Il Mef ha, quindi, dovuto emettere una circolare in grado di cancellare la quota variabile applicata anche sui box, oltre che sull'abitazione principale, aprendo ai possibili rimborsi per i periodi che vanno dal 2014 al 2017. E cioè, gli anni da cui la Tari è in vigore (anche se, in realtà, l'errore avrebbe coinvolto anche i pagamenti legati alla Tares). Nonostante il riconoscimento dell'imprecisione, però, ancora non sembrerebbe essere stata trovata nessuna soluzione. Al contrario, alla richiesta di un cittadino del capoluogo lombardo, che ha contestato l'illegittima applicazione della Tari, il 19 ottobre è arrivata la prima sentenza da parte della commissione tributaria provinciale. Secondo i giudici tributari, "l'analisi dell'evolversi della normativa in materia conferma che, per gli anni in esame, era dovuta anche per i box pertinenziali la quota variabile, come applicata dal Comune". E come spiegato anche da Palazzo Marino, il regolamento dell'imposta, nel 2014, era stato "trasmesso regolarmente al ministero delle Finanze senza ricevere alcuna osservazione o contestazione". Inoltre, visto che "anche il legislatore non ha mai precisato il concetto di pertinenzialità", il Comune avrebbe "correttamente proceduto, senza distinguere tra locali principali e locali secondari, perché ciascuno aveva un'autonoma capacità di produrre rifiuti". E, almeno sul piano teorico, il Comune non avrebbe sbagliato. I magistrati della commissione tributaria, poi, avrebbero specificato che la circolare del Mef non sarebbe da considerarsi una legge e pertanto non vincolerebbe né i contribuenti, né i giudici. Per poter avviare i rimborsi, le amministrazioni comunali coinvolte non avrebbero altra scelta se non quella di aumentare le tariffe.

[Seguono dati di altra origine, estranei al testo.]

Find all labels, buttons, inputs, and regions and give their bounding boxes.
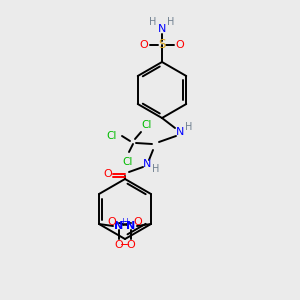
Text: N: N bbox=[158, 24, 166, 34]
Text: −: − bbox=[122, 240, 130, 250]
Text: O: O bbox=[176, 40, 184, 50]
Text: O: O bbox=[127, 240, 135, 250]
Text: O: O bbox=[134, 217, 142, 227]
Text: Cl: Cl bbox=[123, 157, 133, 167]
Text: O: O bbox=[108, 217, 116, 227]
Text: H: H bbox=[152, 164, 160, 174]
Text: N: N bbox=[114, 221, 124, 231]
Text: H: H bbox=[185, 122, 193, 132]
Text: O: O bbox=[103, 169, 112, 179]
Text: −: − bbox=[120, 240, 128, 250]
Text: +: + bbox=[119, 218, 126, 226]
Text: O: O bbox=[140, 40, 148, 50]
Text: H: H bbox=[167, 17, 175, 27]
Text: +: + bbox=[124, 218, 130, 226]
Text: N: N bbox=[143, 159, 151, 169]
Text: H: H bbox=[149, 17, 157, 27]
Text: N: N bbox=[126, 221, 136, 231]
Text: Cl: Cl bbox=[142, 120, 152, 130]
Text: Cl: Cl bbox=[107, 131, 117, 141]
Text: N: N bbox=[176, 127, 184, 137]
Text: O: O bbox=[115, 240, 123, 250]
Text: S: S bbox=[158, 38, 166, 52]
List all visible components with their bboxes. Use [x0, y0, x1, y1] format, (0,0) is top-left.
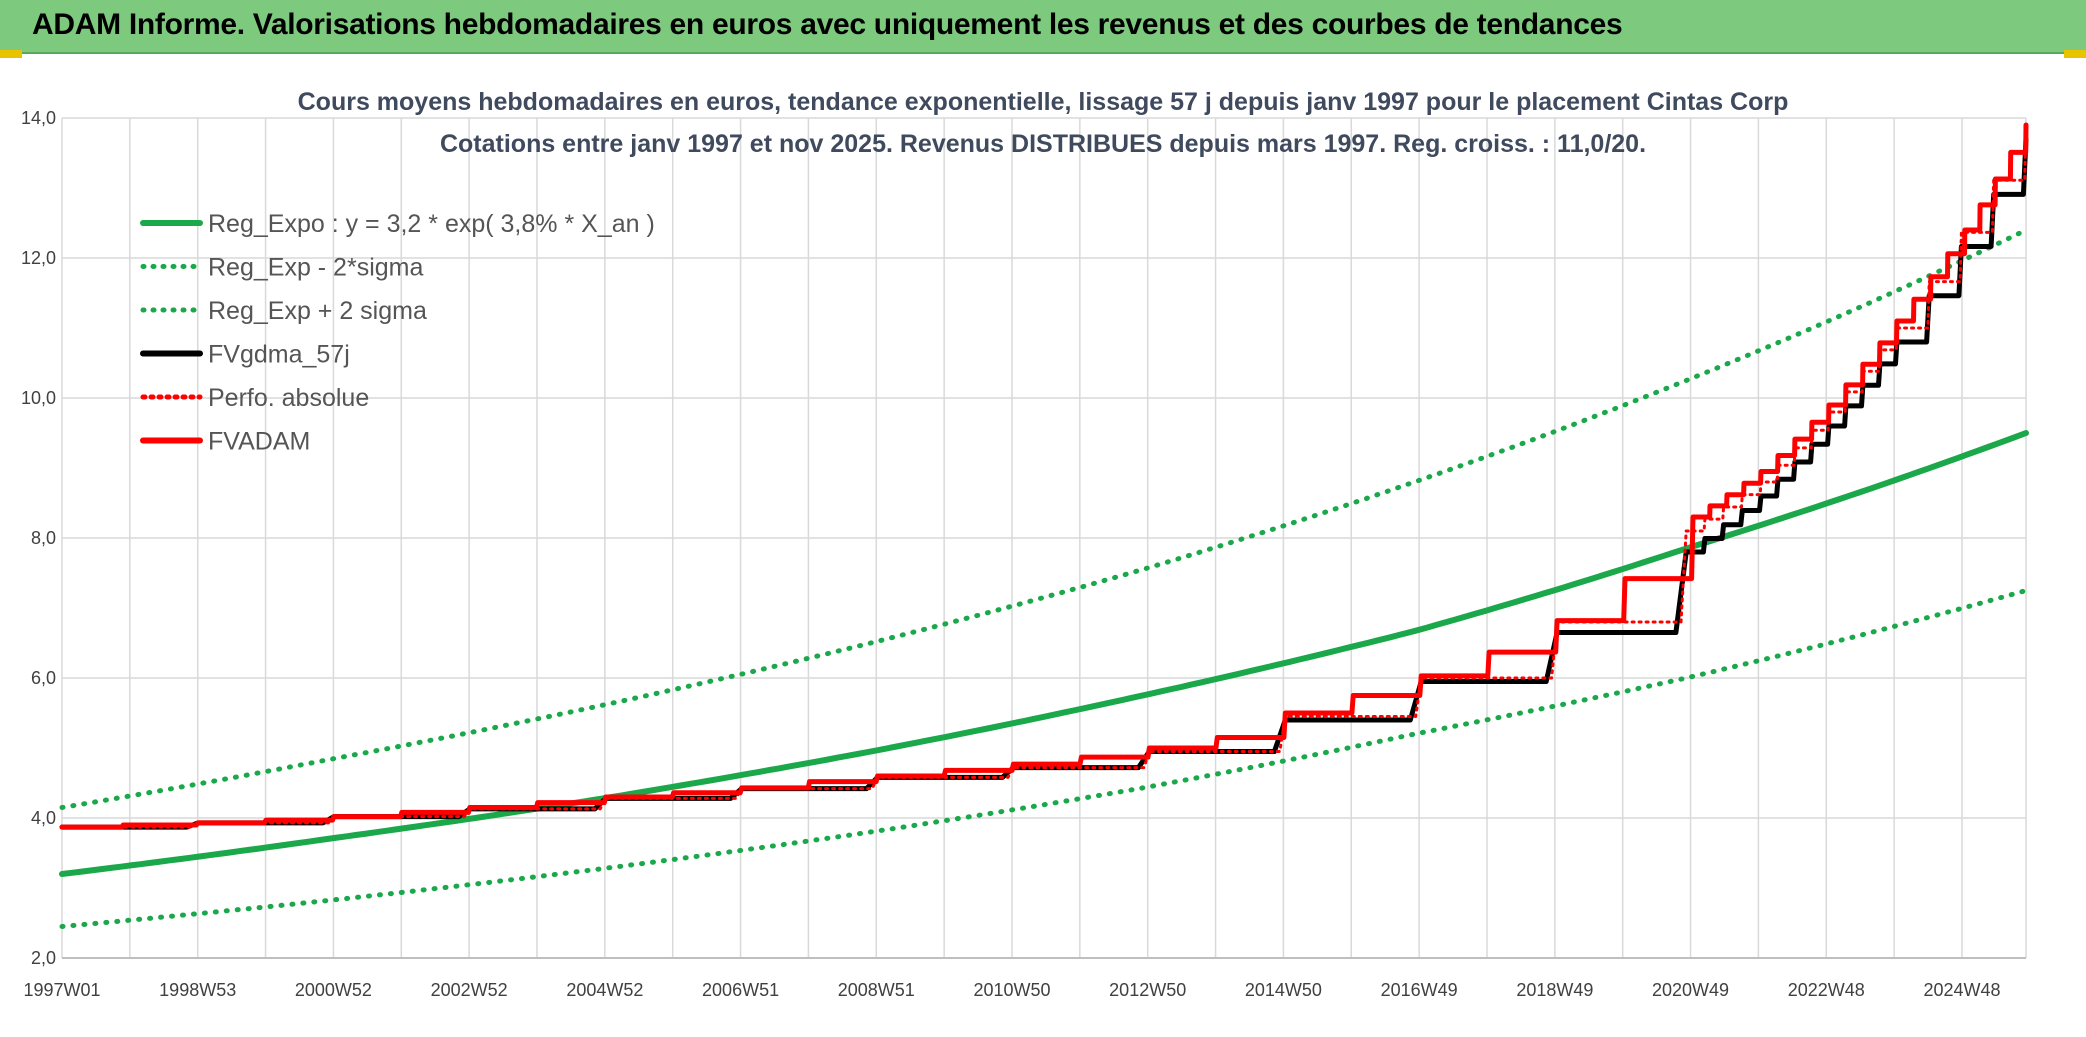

Le stime di Federconsumatori

Secondo quanto riportato dal quotidiano, per il consigliere comunale di Forza Italia a Milano, Fabrizio De Pasquale, soltanto nel capoluogo lombardo, 690mila contribuenti potrebbero pagare, in media, il 5% in più. Un valore che si aggiunge, come spiegato da uno studio di Federconsumatori, all'aumento del 52,2% che questa tassa ha già subito in dieci anni, tra il 2005 e il 2015, prima che emergesse l'errore di calcolo. Secondo quanto riferito dal vicepresidente di Federconsumatori, Alessandro Petruzzi, al quotidiano La Verità, "con questo errore, l'esborso chiesto ai cittadini è, almeno, del 25% in più". Ma non è semplice calcolarlo con precisione. Nel caso dei cittadini milanesi, infatti, si tratterebbe, per ogni box o pertinenza mal calcolata, "di dover restituire una somma che oscilla tra i 250 e i 300 euro".

Soltanto a Milano, l'errore nel calcolo ha portato circa 12 milioni l'anno in più nelle casse comunali.